A queda no consumo de arroz no Brasil tem impulsionado pesquisas acadêmicas voltadas à diversificação do uso do grão como forma de ajudar a escoar a produção no sul do Estado e reduzir os estoques acumulados nas últimas safras.
Estudos conduzidos por pesquisadores da Universidade Federal de Pelotas (UFPel) e da Universidade Federal do Rio Grande (Furg) analisam o aproveitamento do arroz e de seus subprodutos em setores como energia, indústria química, bebidas e cosméticos.
Dados da Embrapa indicam que o consumo per capita de arroz no país caiu cerca de 27% nos últimos 30 anos. No maior índice já registrado, o brasileiro consumia em média 47 quilos por ano. No levantamento mais recente, esse número caiu para 34 quilos, refletindo mudanças nos hábitos alimentares.
A contadora Aline Santiago afirma que reduziu o consumo do grão no dia a dia.
— É um hábito que eu estou tendo de não comer arroz. Prefiro proteína e salada. Vou diminuindo aos poucos. Arroz branco puro eu não como — relatou.
Nos restaurantes, a mudança também é perceptível. O proprietário Marcelo Bandeira diz que a sobra de arroz aumentou.
— Antigamente o pessoal consumia bem mais arroz. Hoje, o que a gente prepara acaba sobrando mais do que outros alimentos — afirmou.
Para evitar desperdício, estabelecimentos buscam alternativas.

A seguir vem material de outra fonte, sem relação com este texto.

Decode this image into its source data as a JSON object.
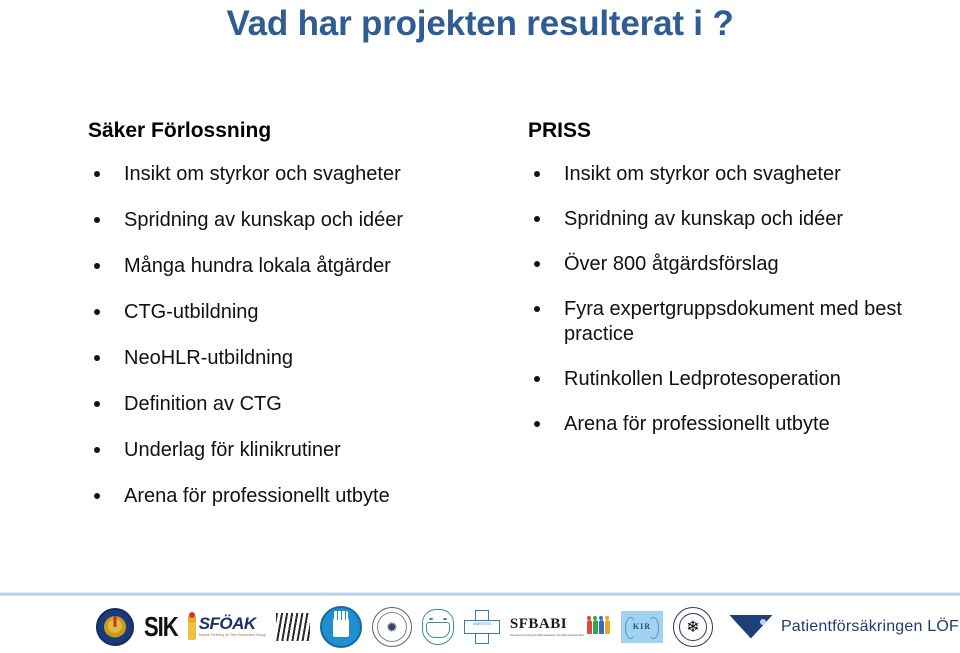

— A gente coloca mais arroz nas marmitas que o pessoal leva para casa, justamente para não botar fora o alimento — explicou.
Pesquisas em andamento
Diante do cenário de queda no consumo e aumento dos estoques, pesquisadores das universidades federais da região passaram a estudar novas cadeias produtivas a partir do arroz, com foco no aproveitamento integral do grão e da casca. Os estudos envolvem desde processos laboratoriais até análises de viabilidade econômica.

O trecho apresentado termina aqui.